If you put PersonID on your sheet and then drag a measure to display, Tableau does SUM([that measure]) by default. So if you have multiple rows for that PersonID, you'll get a sum of the values for that measure for that person.
Sometimes you want this. Sometimes not. If the values in the rows for that multi-row PersonID are all the same and you only want one "count" of it, you can change the aggregation to AVG([that measure]) or MIN or MAX.
And if you are counting PersonIDs. you can use the COUNTD function rather tan COUNT. The "D" stands for DISTINCT, and will give a count of 1 for multiple occurrences of the item you are counting.
Thank you for your answer.
indeed, when the data is numerical, that's the way to go. Forgot to add we are using dates a lot to keep track of in- and outflow of patients - and this is where problems start.
For example, if a date of completion of a health review does show in one entry but does not in the other, when compiling waiting lists, we end up over-counting. I am not sure if this gives you an idea of the range of possible problems, but combined with commonplace redefining events, with deep data cleansing and with tight deadlines, it boils down to quite a variety of errors.
An obvious solution to the above example of over-counting is to list cases rather than to aggregate them, and to cross-check the outputs. At the end of the day, you also need to keep special lists to be joined, and to remember the names just in case.
Far from the chance to make full use of tableau and how it automates data handling, let alone producing consistent packs for the national data warehouse.
Naturally, we are working hard at many levels to get this rectified, however, until we have succeeded, which is probably still a matter of months, I would greatly appreciate some tips on how to tame such a data set.
I think it's time to provide an anonymized workbook with anonymized data so that I can stop guessing and answer specifically.
Follow the steps in the video at this link:
I did an example in the video, and it took about 10 minutes.
I don't need ALL your data. Just enough to demonstrate the problem you are facing. Maybe just two patients with records representative of the problem. And if you anonymize names and other personal info, you should be able to share a sample workbook here. In fact, you can toss out most of the columns that don't really pertain to the issue you're having. Just fake IDs, rows with dates (and nulls), and any other columns that are needed to demo the issue.
Fair enough, please see attached file. I hope I have not overanonymised it
If you look at the data source
there are three patients but one of them has two records.
As you can see in the tableau, it properly counts
the total number: 3
the number of cases started: 2
the number of completed: 1
but it overcounts the started but not completed.
Clearly, it disregards the fact that patient 1 has another record that confirms the completion.
This is the root cause of the problems we are getting.
Thank you for your help.
anonymised packaged 2.twbx 18.1 KB
(V 10.5 here)
When you have multiple rows per ID, you can yank out a single value from among all the rows using LOD calcs.
In the attached on Sheet 5 we see the duplicate PID for "1".
On Sheet 5(2), I have made two FIXED LODs.
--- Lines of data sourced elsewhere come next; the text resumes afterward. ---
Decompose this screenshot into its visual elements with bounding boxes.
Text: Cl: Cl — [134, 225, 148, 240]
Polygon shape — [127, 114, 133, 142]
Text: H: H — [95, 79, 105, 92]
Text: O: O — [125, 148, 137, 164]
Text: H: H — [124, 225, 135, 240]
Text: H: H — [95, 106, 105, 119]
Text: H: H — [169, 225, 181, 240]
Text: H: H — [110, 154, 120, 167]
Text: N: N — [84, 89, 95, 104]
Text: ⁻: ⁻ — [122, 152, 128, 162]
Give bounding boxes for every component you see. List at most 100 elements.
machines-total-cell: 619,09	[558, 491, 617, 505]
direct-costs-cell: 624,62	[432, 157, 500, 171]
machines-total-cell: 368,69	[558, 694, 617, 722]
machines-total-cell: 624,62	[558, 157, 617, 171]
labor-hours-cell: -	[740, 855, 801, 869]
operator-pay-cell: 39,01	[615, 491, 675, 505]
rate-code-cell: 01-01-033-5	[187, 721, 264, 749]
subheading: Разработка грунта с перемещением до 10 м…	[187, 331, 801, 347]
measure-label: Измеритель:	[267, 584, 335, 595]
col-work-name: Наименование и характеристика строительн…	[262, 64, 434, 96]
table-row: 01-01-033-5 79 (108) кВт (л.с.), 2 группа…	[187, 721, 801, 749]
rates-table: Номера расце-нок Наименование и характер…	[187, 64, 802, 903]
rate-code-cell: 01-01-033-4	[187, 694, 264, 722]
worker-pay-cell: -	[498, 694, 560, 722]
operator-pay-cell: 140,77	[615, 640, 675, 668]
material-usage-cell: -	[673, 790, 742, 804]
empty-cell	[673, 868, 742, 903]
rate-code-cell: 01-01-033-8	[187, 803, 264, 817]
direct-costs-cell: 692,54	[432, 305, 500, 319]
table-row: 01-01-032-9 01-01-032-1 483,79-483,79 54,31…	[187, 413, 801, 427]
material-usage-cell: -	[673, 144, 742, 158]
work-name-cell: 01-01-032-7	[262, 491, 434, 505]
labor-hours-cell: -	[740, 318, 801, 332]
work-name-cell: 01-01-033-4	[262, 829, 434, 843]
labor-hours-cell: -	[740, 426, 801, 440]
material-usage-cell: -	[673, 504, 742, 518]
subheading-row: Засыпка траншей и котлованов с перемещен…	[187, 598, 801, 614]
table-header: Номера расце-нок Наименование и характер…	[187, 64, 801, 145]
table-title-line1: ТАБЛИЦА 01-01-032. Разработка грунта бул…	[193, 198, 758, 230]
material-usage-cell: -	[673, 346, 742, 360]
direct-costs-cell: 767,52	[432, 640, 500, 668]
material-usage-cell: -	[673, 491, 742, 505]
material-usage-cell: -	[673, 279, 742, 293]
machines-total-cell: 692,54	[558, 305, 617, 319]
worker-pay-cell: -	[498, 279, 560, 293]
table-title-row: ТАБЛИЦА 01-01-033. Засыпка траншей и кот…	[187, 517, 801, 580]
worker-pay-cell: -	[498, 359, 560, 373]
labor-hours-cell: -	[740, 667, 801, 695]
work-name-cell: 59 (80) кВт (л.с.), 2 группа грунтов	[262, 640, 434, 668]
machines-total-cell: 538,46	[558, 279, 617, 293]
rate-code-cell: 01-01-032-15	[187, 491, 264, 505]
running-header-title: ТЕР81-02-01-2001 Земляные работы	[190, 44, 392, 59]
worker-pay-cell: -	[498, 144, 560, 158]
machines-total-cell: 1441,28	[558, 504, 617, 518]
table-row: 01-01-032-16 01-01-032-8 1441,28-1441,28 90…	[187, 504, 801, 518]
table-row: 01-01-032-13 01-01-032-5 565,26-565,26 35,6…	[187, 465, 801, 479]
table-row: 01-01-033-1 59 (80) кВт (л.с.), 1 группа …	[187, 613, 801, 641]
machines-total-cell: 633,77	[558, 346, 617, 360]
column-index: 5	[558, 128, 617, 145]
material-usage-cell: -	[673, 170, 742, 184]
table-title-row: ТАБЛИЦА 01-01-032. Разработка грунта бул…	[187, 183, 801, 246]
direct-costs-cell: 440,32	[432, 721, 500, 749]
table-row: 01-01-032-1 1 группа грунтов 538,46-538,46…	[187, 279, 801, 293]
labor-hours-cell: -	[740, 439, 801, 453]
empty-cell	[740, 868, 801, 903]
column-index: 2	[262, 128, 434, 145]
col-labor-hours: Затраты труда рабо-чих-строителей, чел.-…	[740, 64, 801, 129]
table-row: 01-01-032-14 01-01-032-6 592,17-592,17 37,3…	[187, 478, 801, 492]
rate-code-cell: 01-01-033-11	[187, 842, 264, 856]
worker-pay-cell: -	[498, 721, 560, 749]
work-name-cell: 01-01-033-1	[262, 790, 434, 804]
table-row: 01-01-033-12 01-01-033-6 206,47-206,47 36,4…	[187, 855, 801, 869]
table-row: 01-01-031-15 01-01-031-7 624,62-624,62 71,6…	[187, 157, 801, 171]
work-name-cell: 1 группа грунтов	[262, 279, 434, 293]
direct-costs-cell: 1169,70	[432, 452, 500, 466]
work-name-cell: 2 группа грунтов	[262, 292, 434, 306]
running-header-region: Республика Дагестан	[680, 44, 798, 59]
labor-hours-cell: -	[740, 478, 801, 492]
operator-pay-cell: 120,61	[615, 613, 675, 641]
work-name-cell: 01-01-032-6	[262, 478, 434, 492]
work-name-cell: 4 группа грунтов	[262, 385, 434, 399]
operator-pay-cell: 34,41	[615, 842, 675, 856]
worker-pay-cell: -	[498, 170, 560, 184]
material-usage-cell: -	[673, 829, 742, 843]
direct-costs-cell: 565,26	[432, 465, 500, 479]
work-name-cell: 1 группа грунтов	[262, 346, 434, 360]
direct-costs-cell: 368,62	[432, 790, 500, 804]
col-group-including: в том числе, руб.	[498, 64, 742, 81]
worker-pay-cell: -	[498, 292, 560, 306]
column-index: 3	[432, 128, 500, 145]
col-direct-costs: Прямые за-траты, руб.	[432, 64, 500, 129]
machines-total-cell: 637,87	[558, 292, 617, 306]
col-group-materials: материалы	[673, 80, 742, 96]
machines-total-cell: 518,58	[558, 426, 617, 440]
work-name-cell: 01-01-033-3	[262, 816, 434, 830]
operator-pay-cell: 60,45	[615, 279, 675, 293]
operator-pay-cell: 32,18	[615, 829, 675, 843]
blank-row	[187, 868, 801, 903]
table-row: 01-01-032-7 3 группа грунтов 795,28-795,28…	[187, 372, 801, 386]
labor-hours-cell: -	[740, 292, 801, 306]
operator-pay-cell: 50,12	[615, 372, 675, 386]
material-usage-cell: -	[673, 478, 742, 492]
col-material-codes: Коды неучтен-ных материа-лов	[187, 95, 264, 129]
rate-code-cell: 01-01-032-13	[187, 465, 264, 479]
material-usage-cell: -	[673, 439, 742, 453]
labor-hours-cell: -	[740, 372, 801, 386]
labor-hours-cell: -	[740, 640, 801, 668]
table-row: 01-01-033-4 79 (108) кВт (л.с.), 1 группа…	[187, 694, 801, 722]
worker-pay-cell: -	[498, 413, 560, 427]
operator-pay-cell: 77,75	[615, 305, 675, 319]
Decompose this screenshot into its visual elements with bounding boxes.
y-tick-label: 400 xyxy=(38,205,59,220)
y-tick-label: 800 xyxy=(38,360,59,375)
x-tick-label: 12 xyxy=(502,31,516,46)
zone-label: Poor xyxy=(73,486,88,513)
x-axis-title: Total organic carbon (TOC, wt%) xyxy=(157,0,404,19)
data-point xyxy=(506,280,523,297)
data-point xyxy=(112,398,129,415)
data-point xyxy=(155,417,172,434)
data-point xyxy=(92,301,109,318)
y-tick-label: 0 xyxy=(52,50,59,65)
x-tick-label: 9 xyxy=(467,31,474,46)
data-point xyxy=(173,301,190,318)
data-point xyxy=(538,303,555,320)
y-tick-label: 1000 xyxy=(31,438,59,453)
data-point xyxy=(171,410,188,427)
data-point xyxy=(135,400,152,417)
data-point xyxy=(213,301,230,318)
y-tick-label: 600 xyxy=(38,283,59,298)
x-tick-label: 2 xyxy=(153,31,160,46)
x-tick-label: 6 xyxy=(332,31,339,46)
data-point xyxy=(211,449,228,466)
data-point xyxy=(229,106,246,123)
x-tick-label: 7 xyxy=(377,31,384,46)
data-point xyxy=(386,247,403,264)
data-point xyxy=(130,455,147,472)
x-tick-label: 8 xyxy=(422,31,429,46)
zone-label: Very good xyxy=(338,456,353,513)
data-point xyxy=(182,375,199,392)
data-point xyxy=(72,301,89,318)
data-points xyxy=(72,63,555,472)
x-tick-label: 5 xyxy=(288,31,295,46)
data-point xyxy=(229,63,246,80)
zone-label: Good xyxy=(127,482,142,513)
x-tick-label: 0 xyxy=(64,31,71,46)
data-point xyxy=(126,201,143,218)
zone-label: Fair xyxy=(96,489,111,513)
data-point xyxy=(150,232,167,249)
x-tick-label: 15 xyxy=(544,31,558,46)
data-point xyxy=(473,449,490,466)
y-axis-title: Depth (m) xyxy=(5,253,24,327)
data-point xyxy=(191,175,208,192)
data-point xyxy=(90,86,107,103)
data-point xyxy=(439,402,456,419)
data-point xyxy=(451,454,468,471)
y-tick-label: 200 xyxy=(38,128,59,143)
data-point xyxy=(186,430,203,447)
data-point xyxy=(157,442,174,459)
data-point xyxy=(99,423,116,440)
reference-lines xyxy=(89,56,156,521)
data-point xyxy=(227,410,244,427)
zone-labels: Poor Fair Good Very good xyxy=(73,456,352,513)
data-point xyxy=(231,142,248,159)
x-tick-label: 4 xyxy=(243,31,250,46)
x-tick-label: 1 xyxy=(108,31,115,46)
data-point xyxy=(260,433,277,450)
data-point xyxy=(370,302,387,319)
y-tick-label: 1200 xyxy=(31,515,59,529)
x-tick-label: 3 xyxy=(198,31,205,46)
The syntax says to get a single value for each PID for the specified date. In this case, for PID = 1, even though one of the rows does not have an actual eligibility date in the data source, this calc sets the eligibility date for all rows for that PID. Using this calc field instead of the actual data source field will let you do better counting.
LODs were introduced in version 9.0, and it's something that intimidates a lot of users. But it's a powerful feature that is worth the effort to master.
anonymised packaged 2_v10.5.twbx 26.3 KB
That looks really amazing, thank you.
Off topic, I think I have today tested a brute-force equivalent method on a different data set.
if ATTR(right ([Target], 1))='%' then attr([Target]) else (str(sum(
if (right ([Target], 1))='%' then 0 else (int([Target])) END
)))END), -2, 0)
In essence after having made target figures coming as text get aggregated at LOD quarter-of-the-year up, I found out that quarters consisting of one month's value are put in a separate row, which produced two values rather than one. The wrapping of the above code applies max on aggregation, an action which tableau normally rejects. This would not be replaced by a fixed LOD command, would it?
Thanks a lot for your priceless help. I will test the method before approving.
...The wrapping of the above code applies max on aggregation, an action which tableau normally rejects. This would not be replaced by a fixed LOD command, would it?
The code you gave uses WINDOW_max. WINDOW_xxx functions (which are table calcs) are what you use to further aggregate aggregates.
In some ways, (in many ways), LODs replace table calcs, but they can't always do so. And once you have table calcs in the mix, you preclude the use of LODs.
But I think you can do what you've done above with LODs. I'd have to dig into it, and I'm short on time today.
OK, I will test fixed LOD on that as well.
On the multiple rows per ID it worked perfectly. Many thanks for your help.